Schluss mit dem Geplärre nach Frühling, davon kommt er rein gar nicht. Man könnte ja so tun als wäre es schon so weit und sich dick eingemümmelt in die paar spärlichen Sonnenstrahlen die der Tag so von sich gibt setzen, einen Espresso in den behandschuhten Fingern und versuchen sich ganz doll einzureden, es wäre doch schon .. vielleicht...
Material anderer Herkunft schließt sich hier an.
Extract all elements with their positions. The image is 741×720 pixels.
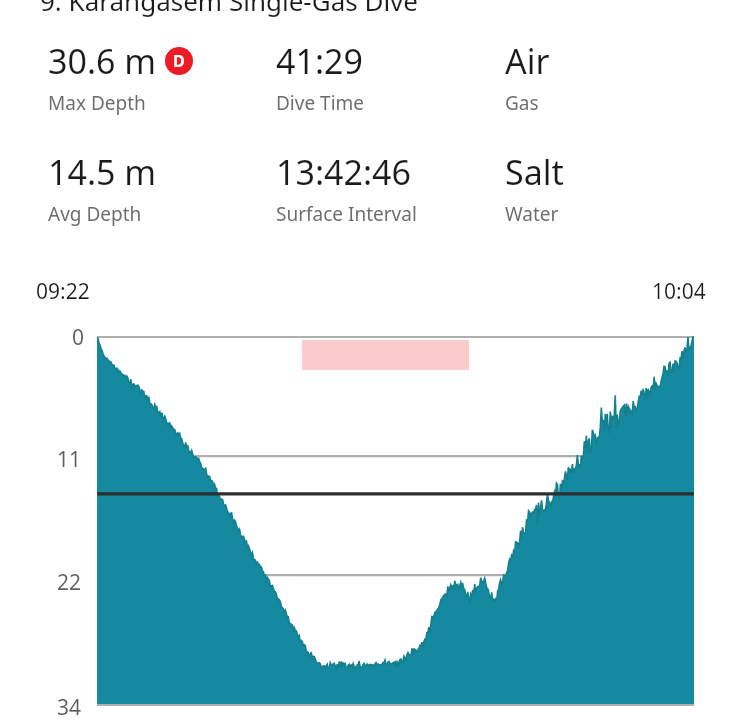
button[interactable]: Air <box>505 38 685 116</box>
staticText: 22 <box>57 568 82 597</box>
button[interactable]: 14.5 m <box>48 149 276 227</box>
staticText: Salt <box>505 149 564 195</box>
button[interactable]: 41:29 <box>276 38 505 116</box>
staticText: Surface Interval <box>276 201 417 227</box>
staticText: 10:04 <box>652 277 706 306</box>
staticText: 0 <box>72 323 85 352</box>
other: Decompression dive <box>165 47 193 75</box>
button[interactable]: Dive depth profile chart <box>0 320 741 720</box>
button[interactable]: 9. Karangasem Single-Gas Dive <box>40 0 741 18</box>
staticText: D <box>173 50 185 72</box>
staticText: Gas <box>505 90 539 116</box>
staticText: 09:22 <box>36 277 90 306</box>
staticText: 34 <box>57 693 82 720</box>
staticText: 14.5 m <box>48 149 157 195</box>
staticText: 13:42:46 <box>276 149 411 195</box>
button[interactable]: 30.6 m <box>48 38 276 116</box>
button[interactable]: 13:42:46 <box>276 149 505 227</box>
staticText: Water <box>505 201 559 227</box>
staticText: Avg Depth <box>48 201 142 227</box>
staticText: 30.6 m <box>48 38 157 84</box>
button[interactable]: Salt <box>505 149 685 227</box>
staticText: Max Depth <box>48 90 146 116</box>
staticText: 9. Karangasem Single-Gas Dive <box>40 0 418 18</box>
staticText: Air <box>505 38 550 84</box>
staticText: 41:29 <box>276 38 363 84</box>
staticText: Dive Time <box>276 90 365 116</box>
staticText: 11 <box>57 445 82 474</box>
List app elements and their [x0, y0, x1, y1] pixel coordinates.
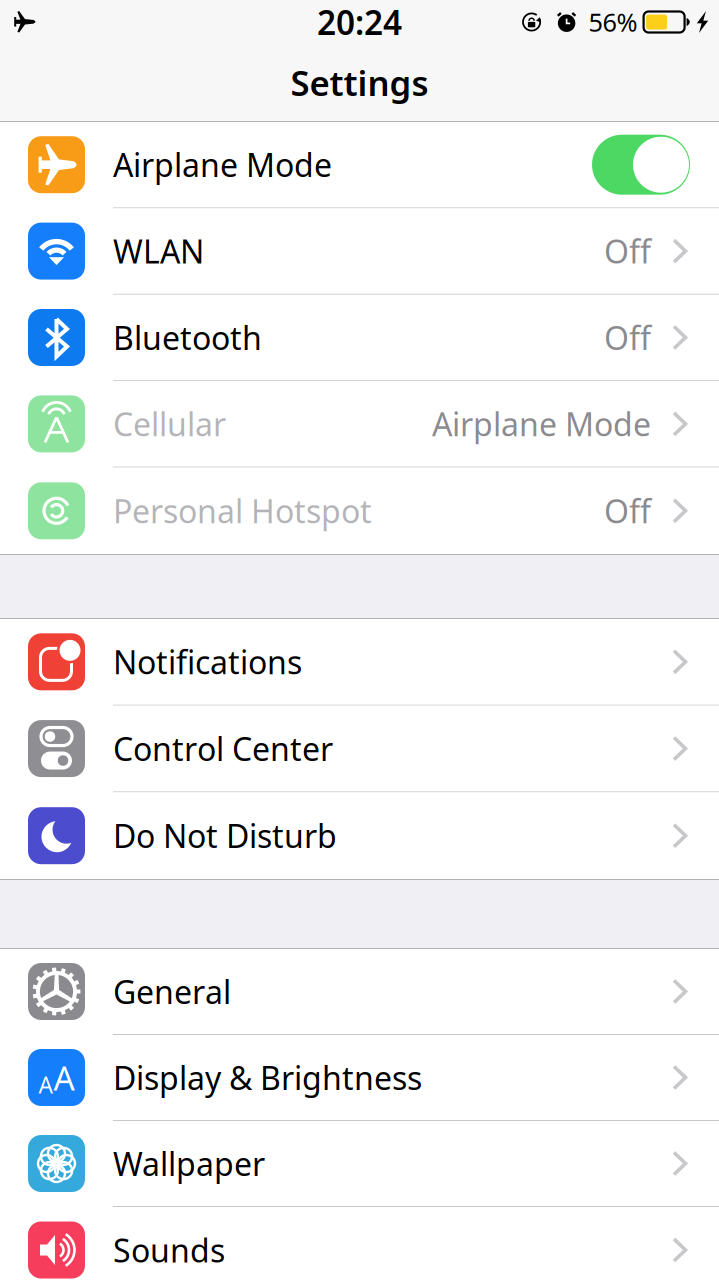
staticText: General — [113, 970, 231, 1013]
button[interactable]: General — [0, 949, 719, 1035]
staticText: Off — [604, 230, 651, 272]
button[interactable]: Airplane Mode — [0, 122, 719, 208]
staticText: Bluetooth — [113, 316, 262, 359]
staticText: Settings — [290, 60, 428, 106]
staticText: 56% — [589, 5, 638, 39]
button[interactable]: Do Not Disturb — [0, 792, 719, 879]
staticText: 20:24 — [317, 0, 402, 44]
staticText: Cellular — [113, 403, 226, 445]
staticText: Off — [604, 490, 651, 532]
button[interactable]: WLAN — [0, 208, 719, 295]
button[interactable]: Notifications — [0, 619, 719, 706]
staticText: Airplane Mode — [432, 403, 651, 445]
staticText: WLAN — [113, 230, 204, 272]
staticText: Off — [604, 316, 651, 359]
staticText: Control Center — [113, 727, 333, 770]
button[interactable]: Cellular — [0, 381, 719, 468]
staticText: Wallpaper — [113, 1142, 265, 1185]
staticText: A — [38, 1070, 52, 1100]
button[interactable]: Control Center — [0, 706, 719, 792]
button[interactable]: Bluetooth — [0, 295, 719, 381]
button[interactable]: Wallpaper — [0, 1121, 719, 1207]
staticText: Display & Brightness — [113, 1056, 422, 1099]
staticText: Personal Hotspot — [113, 490, 372, 532]
button[interactable]: Personal Hotspot — [0, 468, 719, 554]
staticText: Airplane Mode — [113, 144, 332, 186]
staticText: A — [54, 1055, 74, 1100]
staticText: Do Not Disturb — [113, 814, 337, 857]
button[interactable]: Sounds — [0, 1207, 719, 1280]
staticText: Sounds — [113, 1229, 225, 1271]
staticText: Notifications — [113, 641, 302, 683]
button[interactable]: A — [0, 1035, 719, 1121]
ODER - und das scheint der Husligen viel angenehmer, man begibt sich auf Café-Tour und erkundet gemütliche Eckchen und guten Kaffee im Innern der Lokale und läßt das Wetter Wetter bleiben. So. Deshalb hier mein Kommentar auf mein derzeitiges Lieblingscafé:

Que viva Salon Schmück! Salon Schmück [Skalitzerstr. 80] macht frischgepressten Saft. Die Kellnerin, die ich meistens dort sehe, ist sehr attraktiv. Die Einrichtung alt, schmuck (schmück) - komplett vom Vorgänger Montecruz übernommen (das allerdings auch großartig war, schade schade...), der Kaffee ist lecker und zu essen gibt es auch. Ebenfalls sympatisch: Hier arbeitet meist nur ein einziger Mensch - in der Küche und am Tresen - insofern wirkt das alles sehr familär und improvisiert, so ganz das ausgelagerte Wohnzimmer wie man es immer wieder gerne aufsucht. Und die Krönung: Es wird ein himmlischer Espresso mit unten Milchmädchen und obendrauf Milchschaum serviert. ("Cortado Condensado")
Milchmädchenfrühling

Lustig übrigens mit dem Milchmädchen: Jahrzehntelang, wenn nicht schon fast ein Jahrhundert exisitiert dieses Produkt (=gezuckerte Kondensmilch aus Dose oder Tube), der Husligen fiel es erst so vor 2 Jahren auf und plötzlich scheint es - wiederentdeckt - zur Kultschleckerei zu avancieren. Zu recht meiner Meinung nach. Bitte probiert auch den "Cortado" - ebenfalls eine Milchmädchenespresso-Mischung am Heinrichplatz in dem unscheinbaren roten Cafe (Taqueria irgendwas) gegenüber Papa No.